Some troubling allegations can be found in a lawsuit filed by the victims of the September 11 attacks: Ramadan greatly influenced Djamel Beghal, a French citizen arrested for plotting to bomb the US Embassy in Paris. According to Sylvain Besson from the Swiss daily Le Temps, the court papers show that Djamel Beghal "was in charge of preparing Tariq Ramadan's speeches." Ramadan has always answered that he never met Beghal and refused to comment after Besson left numerous messages at his home. Also, Beghal was living in Leicester in 1998, while (surprise!) Ramadan was studying at the Islamic university of Leicester. Lastly, regarding Ramadan's terrorist links, Daniel Pipes, the renowned Middle East expert, reported that he met a senior Department of Homeland Security official a few weeks ago who looked him hard in the eyes and assured him, "The evidence we have is damning."

Prominent moderate Muslims also accuse Ramadan of double talk. For instance, the head of the French Muslim Council, Dalil Boubakeur, declared: "when one invites Tariq Ramadan, it is not to listen to what Allah and the angels said; Ramadan is the vehicle of fundamentalist Islam." Also the head of the largest French anti-racism association, SOS Racisme, Malek Boutih, incidentally an Arab Muslim, told Ramadan after meeting him at length: "Mr Ramadan, you are a fascist."

One example of his contempt for the West can be found in a performance on a 2004 Swiss TV talk show. When asked by a Swiss politician of Algerian origin about the condition of woman regarding slavery, excision, polygamy, and stoning, Ramadan lost it. First, he answered that he should not have to justify his positions; he is not sitting at his trial. Then when cornered by this legislator about the obligation imposed on Muslim women and girls to wear the hijab, Ramadan fired back in a despicable tone: "you and your Western arrogance." So much for a moderate who supposedly wants to build bridges between the West and Islam.

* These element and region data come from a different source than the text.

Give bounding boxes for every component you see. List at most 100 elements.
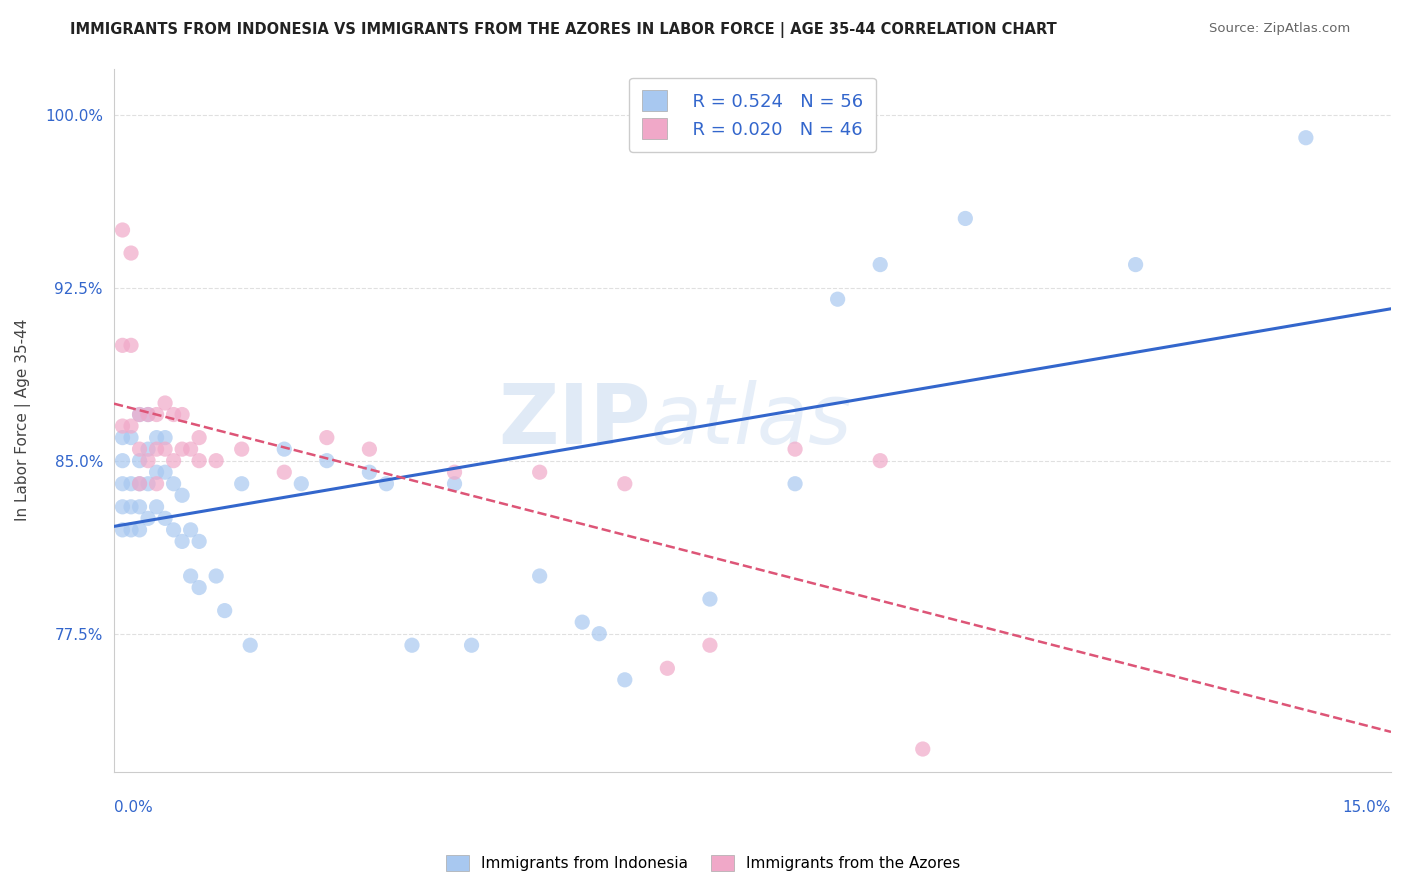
Point [1295, 130, 1317, 145]
Point [153, 431, 176, 445]
Text: IMMIGRANTS FROM INDONESIA VS IMMIGRANTS FROM THE AZORES IN LABOR FORCE | AGE 35-: IMMIGRANTS FROM INDONESIA VS IMMIGRANTS … [70, 22, 1057, 38]
Point [111, 523, 134, 537]
Legend:   R = 0.524   N = 56,   R = 0.020   N = 46: R = 0.524 N = 56, R = 0.020 N = 46 [628, 78, 876, 152]
Point [128, 408, 150, 422]
Point [111, 500, 134, 514]
Point [128, 476, 150, 491]
Point [120, 523, 142, 537]
Text: ZIP: ZIP [498, 380, 651, 461]
Point [172, 442, 194, 457]
Point [136, 476, 159, 491]
Point [128, 453, 150, 467]
Point [315, 431, 337, 445]
Point [290, 476, 312, 491]
Point [231, 442, 253, 457]
Point [136, 408, 159, 422]
Point [783, 476, 806, 491]
Point [188, 534, 211, 549]
Point [153, 396, 176, 410]
Point [111, 338, 134, 352]
Point [128, 476, 150, 491]
Point [188, 581, 211, 595]
Point [111, 431, 134, 445]
Point [869, 453, 891, 467]
Point [153, 442, 176, 457]
Point [145, 500, 167, 514]
Point [231, 476, 253, 491]
Point [162, 476, 184, 491]
Point [273, 465, 295, 479]
Point [460, 638, 482, 652]
Point [145, 408, 167, 422]
Legend: Immigrants from Indonesia, Immigrants from the Azores: Immigrants from Indonesia, Immigrants fr… [440, 849, 966, 877]
Point [162, 408, 184, 422]
Point [136, 511, 159, 525]
Point [955, 211, 977, 226]
Point [162, 453, 184, 467]
Point [529, 465, 551, 479]
Point [783, 442, 806, 457]
Point [145, 442, 167, 457]
Point [172, 408, 194, 422]
Point [443, 476, 465, 491]
Point [120, 476, 142, 491]
Point [571, 615, 593, 629]
Point [375, 476, 398, 491]
Point [188, 431, 211, 445]
Point [214, 604, 236, 618]
Text: 15.0%: 15.0% [1343, 800, 1391, 815]
Text: 0.0%: 0.0% [114, 800, 153, 815]
Point [172, 488, 194, 502]
Point [120, 431, 142, 445]
Point [315, 453, 337, 467]
Point [529, 569, 551, 583]
Point [120, 419, 142, 434]
Point [128, 408, 150, 422]
Point [205, 569, 228, 583]
Point [443, 465, 465, 479]
Point [153, 511, 176, 525]
Point [188, 453, 211, 467]
Point [401, 638, 423, 652]
Point [136, 453, 159, 467]
Point [128, 442, 150, 457]
Point [180, 442, 202, 457]
Point [120, 338, 142, 352]
Point [111, 223, 134, 237]
Point [1125, 258, 1147, 272]
Point [136, 408, 159, 422]
Point [699, 638, 721, 652]
Point [172, 534, 194, 549]
Point [111, 476, 134, 491]
Point [136, 442, 159, 457]
Point [869, 258, 891, 272]
Point [180, 523, 202, 537]
Point [911, 742, 934, 756]
Point [827, 292, 849, 306]
Point [120, 500, 142, 514]
Point [145, 476, 167, 491]
Point [359, 465, 381, 479]
Y-axis label: In Labor Force | Age 35-44: In Labor Force | Age 35-44 [15, 319, 31, 522]
Point [657, 661, 679, 675]
Text: atlas: atlas [651, 380, 852, 461]
Point [699, 592, 721, 607]
Point [111, 453, 134, 467]
Point [588, 626, 610, 640]
Point [273, 442, 295, 457]
Point [128, 523, 150, 537]
Point [145, 465, 167, 479]
Point [153, 465, 176, 479]
Point [613, 673, 636, 687]
Point [205, 453, 228, 467]
Point [162, 523, 184, 537]
Text: Source: ZipAtlas.com: Source: ZipAtlas.com [1209, 22, 1350, 36]
Point [128, 500, 150, 514]
Point [613, 476, 636, 491]
Point [239, 638, 262, 652]
Point [359, 442, 381, 457]
Point [120, 246, 142, 260]
Point [145, 431, 167, 445]
Point [180, 569, 202, 583]
Point [111, 419, 134, 434]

If Blair is looking for someone who is going to elaborate plans for British Muslims to integrate, he is in for a surprise. As Ramadan declared in one of his tapes, "I accept the laws as long as they do not force me to do something against my religion. If to be a good Frenchman, one has to be a bad Muslim, I say no."

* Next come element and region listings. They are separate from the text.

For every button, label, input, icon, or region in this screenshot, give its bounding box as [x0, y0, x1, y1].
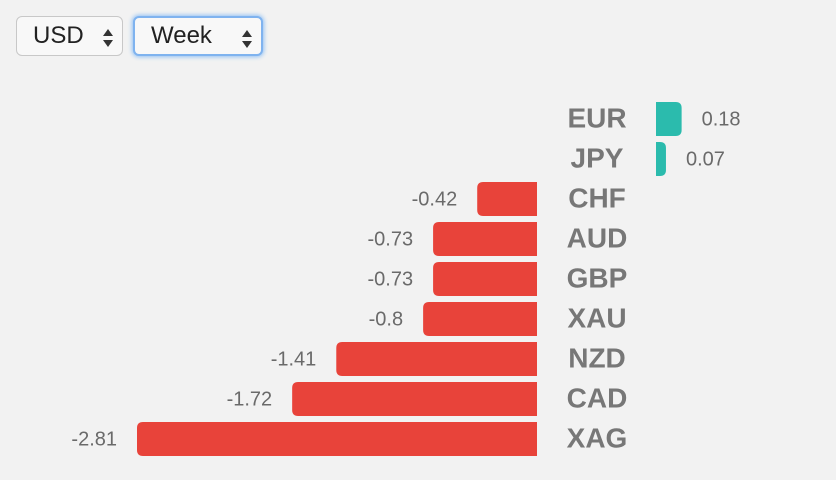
category-label: CAD	[567, 382, 628, 413]
period-value: Week	[151, 22, 212, 49]
value-label: -0.73	[367, 268, 413, 290]
value-label: -0.8	[369, 308, 403, 330]
bar	[656, 142, 666, 176]
select-arrows	[242, 30, 252, 48]
bar	[137, 422, 537, 456]
value-label: -1.41	[271, 348, 317, 370]
bar	[477, 182, 537, 216]
bar	[656, 102, 682, 136]
category-label: NZD	[568, 342, 626, 373]
currency-value: USD	[33, 22, 84, 49]
category-label: XAU	[567, 302, 626, 333]
value-label: -2.81	[71, 428, 117, 450]
bar	[433, 262, 537, 296]
value-label: 0.07	[686, 148, 725, 170]
bar	[336, 342, 537, 376]
bar	[292, 382, 537, 416]
bar	[433, 222, 537, 256]
period-select[interactable]: Week	[133, 16, 263, 56]
category-label: XAG	[567, 422, 628, 453]
category-label: GBP	[567, 262, 628, 293]
value-label: -1.72	[227, 388, 273, 410]
value-label: -0.42	[412, 188, 458, 210]
currency-select[interactable]: USD	[16, 16, 123, 56]
category-label: EUR	[567, 102, 626, 133]
category-label: AUD	[567, 222, 628, 253]
value-label: 0.18	[702, 108, 741, 130]
value-label: -0.73	[367, 228, 413, 250]
select-arrows	[103, 29, 113, 47]
category-label: JPY	[571, 142, 624, 173]
category-label: CHF	[568, 182, 626, 213]
bar	[423, 302, 537, 336]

In the mid 1990's, Hassan al Turabi, the Sudanese Islamist who invited and hosted Osama Bin Laden, declared: "Tariq Ramadan is the future of Islam." This is not an endorsement to be proud of. It looks like our British friends did not do their homework before inviting Ramadan to the tea party. As a European diplomat declared to Radio France Internationale: "It's like putting a diabetic in the middle of a pastry shop."

Olivier Guitta is a freelance writer specializing in the Middle East and Europe.